Talking is the turning point of the bad times.
I think of times when I have sat alone with an army of painful thoughts yelling at me. Your mind knows they’re talking rubbish but your heart breaks as you believe every negative word. Talking about these thoughts with trusted others was the only thing that brought calm and truthful clarity to my mind.
“Chat” literally saved my life. Learning to talk through my thoughts was a huge game changer in becoming a healthy, happier person.
When taking the leap to talk about our more challenging thoughts, careful consideration needs to be given in selecting your listener. There are times when those closest to you may not give you the clear independent response you actually need. A trusted professional may be the best option.
The first time I sat with my psychologist, I was a scared mess. She sat there with thoughtful eyes and soft encouraging questions as I shared all the built up emotional mess in my head. Wholly crap it was so cathartic to finally unload. Dr M. was incredible!

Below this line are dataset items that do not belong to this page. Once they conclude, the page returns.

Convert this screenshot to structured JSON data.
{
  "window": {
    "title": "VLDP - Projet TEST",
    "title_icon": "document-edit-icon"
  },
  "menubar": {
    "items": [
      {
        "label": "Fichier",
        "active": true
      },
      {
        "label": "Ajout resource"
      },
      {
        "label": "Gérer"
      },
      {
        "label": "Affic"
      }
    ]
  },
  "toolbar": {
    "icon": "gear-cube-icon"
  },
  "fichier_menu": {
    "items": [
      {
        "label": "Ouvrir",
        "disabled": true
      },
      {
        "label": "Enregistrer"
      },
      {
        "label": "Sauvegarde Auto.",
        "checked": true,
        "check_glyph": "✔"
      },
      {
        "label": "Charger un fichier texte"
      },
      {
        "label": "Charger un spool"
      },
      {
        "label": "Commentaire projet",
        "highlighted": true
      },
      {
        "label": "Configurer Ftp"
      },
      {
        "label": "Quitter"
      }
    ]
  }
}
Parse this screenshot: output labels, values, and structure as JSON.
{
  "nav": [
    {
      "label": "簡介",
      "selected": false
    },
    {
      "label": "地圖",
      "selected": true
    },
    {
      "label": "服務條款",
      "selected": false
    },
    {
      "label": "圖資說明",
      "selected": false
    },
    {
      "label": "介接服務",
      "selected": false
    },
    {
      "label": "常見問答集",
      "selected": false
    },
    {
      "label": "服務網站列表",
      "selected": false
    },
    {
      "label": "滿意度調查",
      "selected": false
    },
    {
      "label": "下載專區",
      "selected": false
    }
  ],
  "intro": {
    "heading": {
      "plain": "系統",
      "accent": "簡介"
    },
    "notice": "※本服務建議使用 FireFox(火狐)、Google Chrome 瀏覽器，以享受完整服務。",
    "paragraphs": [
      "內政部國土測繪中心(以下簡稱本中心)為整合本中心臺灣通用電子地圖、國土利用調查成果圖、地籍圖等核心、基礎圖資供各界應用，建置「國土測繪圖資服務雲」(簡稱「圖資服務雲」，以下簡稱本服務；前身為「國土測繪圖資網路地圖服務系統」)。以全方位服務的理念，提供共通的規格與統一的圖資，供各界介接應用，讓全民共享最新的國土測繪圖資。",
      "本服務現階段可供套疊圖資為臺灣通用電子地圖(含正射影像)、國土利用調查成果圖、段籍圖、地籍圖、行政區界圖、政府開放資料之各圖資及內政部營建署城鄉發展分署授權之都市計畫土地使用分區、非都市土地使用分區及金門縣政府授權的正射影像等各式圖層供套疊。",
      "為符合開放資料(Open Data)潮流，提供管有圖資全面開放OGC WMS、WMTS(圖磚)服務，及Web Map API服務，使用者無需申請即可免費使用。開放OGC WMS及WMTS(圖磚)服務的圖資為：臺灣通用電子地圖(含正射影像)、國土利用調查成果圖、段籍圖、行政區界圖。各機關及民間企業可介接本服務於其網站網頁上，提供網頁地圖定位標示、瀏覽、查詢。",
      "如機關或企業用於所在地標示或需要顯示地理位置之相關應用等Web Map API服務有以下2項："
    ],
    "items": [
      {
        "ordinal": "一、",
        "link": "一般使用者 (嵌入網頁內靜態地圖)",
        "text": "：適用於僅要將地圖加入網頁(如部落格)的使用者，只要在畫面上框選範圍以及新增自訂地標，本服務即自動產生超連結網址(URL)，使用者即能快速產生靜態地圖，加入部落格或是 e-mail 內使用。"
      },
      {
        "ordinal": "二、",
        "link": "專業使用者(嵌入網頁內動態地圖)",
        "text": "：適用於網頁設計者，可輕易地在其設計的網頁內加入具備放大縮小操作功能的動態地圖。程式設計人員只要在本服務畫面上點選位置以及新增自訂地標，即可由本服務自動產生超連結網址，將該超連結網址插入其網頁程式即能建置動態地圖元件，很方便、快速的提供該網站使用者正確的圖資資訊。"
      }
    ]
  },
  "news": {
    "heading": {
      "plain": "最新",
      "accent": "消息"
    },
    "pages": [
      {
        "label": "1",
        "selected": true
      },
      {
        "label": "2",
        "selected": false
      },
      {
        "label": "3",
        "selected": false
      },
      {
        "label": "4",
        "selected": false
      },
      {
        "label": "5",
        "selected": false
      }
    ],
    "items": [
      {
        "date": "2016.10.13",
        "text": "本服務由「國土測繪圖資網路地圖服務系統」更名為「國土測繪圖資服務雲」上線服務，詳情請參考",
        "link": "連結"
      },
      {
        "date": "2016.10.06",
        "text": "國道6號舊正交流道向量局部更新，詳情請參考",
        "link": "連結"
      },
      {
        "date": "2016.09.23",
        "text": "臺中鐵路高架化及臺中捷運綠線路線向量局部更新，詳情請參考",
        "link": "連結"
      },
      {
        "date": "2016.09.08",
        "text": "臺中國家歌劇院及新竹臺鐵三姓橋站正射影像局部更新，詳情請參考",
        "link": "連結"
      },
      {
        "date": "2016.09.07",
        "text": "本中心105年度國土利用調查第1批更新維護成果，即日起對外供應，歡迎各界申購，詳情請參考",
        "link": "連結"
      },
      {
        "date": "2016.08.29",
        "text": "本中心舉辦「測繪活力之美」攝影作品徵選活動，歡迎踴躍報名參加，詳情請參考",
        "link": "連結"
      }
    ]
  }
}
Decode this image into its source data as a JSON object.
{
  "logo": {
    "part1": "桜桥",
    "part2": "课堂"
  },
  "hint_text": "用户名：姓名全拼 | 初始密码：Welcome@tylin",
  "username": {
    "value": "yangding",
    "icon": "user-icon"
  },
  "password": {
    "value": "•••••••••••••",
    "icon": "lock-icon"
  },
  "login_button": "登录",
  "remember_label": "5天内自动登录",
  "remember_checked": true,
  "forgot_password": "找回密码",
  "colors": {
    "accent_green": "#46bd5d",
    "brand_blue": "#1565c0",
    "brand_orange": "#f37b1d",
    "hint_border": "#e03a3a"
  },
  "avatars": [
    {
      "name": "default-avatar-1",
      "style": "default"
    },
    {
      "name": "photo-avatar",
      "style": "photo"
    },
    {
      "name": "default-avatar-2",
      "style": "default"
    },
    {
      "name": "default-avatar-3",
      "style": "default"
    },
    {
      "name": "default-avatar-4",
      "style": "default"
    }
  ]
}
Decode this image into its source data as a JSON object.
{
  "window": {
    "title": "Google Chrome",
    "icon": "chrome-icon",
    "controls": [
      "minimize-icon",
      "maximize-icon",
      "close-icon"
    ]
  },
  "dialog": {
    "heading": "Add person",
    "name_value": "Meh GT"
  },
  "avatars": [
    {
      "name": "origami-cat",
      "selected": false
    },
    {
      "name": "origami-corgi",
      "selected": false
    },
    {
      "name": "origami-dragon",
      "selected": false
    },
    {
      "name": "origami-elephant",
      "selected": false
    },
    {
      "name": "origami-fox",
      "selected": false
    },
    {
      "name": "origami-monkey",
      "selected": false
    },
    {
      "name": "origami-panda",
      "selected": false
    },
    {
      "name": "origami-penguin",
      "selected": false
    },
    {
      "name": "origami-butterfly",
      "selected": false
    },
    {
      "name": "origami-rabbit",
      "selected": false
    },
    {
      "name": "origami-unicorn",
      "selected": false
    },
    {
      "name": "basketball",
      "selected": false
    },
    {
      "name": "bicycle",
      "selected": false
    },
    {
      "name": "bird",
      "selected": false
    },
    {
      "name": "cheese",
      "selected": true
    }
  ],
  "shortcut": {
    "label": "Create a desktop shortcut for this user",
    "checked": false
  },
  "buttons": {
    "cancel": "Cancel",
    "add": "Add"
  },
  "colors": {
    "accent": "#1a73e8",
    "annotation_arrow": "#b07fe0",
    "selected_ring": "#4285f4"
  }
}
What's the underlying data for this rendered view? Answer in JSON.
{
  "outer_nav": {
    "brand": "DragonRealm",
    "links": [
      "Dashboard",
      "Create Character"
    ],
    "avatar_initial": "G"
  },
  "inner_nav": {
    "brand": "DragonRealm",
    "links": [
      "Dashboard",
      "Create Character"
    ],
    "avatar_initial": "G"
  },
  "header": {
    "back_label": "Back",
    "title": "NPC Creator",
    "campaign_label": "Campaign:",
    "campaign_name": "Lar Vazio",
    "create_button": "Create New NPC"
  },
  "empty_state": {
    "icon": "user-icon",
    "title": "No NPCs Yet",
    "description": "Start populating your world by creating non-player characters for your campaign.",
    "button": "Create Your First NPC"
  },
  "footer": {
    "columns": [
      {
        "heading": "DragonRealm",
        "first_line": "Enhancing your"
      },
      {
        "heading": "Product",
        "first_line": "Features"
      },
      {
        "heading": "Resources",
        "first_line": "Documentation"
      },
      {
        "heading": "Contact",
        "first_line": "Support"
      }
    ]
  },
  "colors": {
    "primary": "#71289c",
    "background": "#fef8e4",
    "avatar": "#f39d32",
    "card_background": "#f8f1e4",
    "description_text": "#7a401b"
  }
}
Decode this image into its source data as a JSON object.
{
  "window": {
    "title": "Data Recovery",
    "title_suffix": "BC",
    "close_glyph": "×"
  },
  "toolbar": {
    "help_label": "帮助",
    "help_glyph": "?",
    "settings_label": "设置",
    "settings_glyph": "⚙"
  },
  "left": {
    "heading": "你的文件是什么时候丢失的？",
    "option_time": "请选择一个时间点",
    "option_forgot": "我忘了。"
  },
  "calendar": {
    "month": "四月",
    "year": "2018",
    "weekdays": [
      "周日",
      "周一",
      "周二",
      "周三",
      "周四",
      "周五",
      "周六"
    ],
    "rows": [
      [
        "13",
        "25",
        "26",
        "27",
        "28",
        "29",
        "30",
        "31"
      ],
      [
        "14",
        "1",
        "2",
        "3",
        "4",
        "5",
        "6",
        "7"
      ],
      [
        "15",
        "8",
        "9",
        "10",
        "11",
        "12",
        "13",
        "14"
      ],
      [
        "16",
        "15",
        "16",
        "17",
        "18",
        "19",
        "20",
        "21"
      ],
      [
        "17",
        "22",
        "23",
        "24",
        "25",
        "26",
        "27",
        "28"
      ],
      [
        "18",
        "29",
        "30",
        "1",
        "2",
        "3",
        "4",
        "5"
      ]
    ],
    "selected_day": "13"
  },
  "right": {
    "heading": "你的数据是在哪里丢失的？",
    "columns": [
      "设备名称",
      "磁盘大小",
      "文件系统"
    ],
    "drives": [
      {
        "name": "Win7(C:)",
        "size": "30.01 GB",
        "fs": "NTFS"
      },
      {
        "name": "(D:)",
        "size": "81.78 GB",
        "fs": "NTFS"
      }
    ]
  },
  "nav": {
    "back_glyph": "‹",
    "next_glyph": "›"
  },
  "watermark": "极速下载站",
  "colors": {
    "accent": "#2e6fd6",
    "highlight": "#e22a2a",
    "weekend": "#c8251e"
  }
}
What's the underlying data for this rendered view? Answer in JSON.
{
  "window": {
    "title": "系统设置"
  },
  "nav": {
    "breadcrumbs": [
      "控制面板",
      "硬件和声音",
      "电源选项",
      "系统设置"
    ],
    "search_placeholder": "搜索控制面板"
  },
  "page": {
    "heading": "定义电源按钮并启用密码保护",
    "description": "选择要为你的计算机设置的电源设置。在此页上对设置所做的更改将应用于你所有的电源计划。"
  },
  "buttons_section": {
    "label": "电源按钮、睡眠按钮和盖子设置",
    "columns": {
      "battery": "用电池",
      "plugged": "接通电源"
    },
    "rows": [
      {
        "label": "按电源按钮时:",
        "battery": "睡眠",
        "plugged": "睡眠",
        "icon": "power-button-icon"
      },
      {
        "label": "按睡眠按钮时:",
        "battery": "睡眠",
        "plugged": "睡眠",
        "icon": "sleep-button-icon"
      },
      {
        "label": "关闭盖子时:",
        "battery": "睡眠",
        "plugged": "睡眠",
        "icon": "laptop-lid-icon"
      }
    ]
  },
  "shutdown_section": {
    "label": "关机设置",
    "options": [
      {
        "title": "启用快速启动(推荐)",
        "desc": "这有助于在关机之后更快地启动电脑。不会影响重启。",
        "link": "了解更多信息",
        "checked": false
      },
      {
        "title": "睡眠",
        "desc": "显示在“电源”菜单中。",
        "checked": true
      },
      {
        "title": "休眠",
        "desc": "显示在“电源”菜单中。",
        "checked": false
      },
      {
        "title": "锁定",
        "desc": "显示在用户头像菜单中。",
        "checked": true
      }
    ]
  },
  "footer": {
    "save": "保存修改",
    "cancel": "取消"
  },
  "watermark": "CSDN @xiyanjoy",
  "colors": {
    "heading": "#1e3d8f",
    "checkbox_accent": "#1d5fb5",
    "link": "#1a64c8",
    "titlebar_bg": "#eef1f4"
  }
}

It was funny the more I talked to Dr M. the more I began to talk to everyone else. From being an emotional mute, I become a verbal machine. As I talked out loud, my negative internal monologue became quieter. There were times when I spoke my thoughts out loud, it was cringe-worthy how I ever believed them too be true.
Negative words that rattle around in your head unchecked, can often be harmful to your confidence and self-worth.
Though I have not seen Dr M. now for a few years, I definitely recognise when I need to talk. I am lucky enough to have a husband who has a seventh sense when my thoughts are not on the up and up. Chat time!!!
My posse of friends are a kick-arse blend of Sex in the City, Bridesmaids and Mystic Pizza personalities. And yes ladies you know which character you are. And god we have the “best chat”!
When Nanna’s tea pot comes out with my beautiful “tell it how it is” mother and my awesome esq sister… chat time!
It’s only when I lay my head on my son’s pillow and he says “Sssshhh mum, it’s my turn to tell the story” that I’m happy to be silent.
No matter how you feel, be it good or bad, talk about it.
Now as I sit here telling you about the benefits of good chat… I feel great for chatting!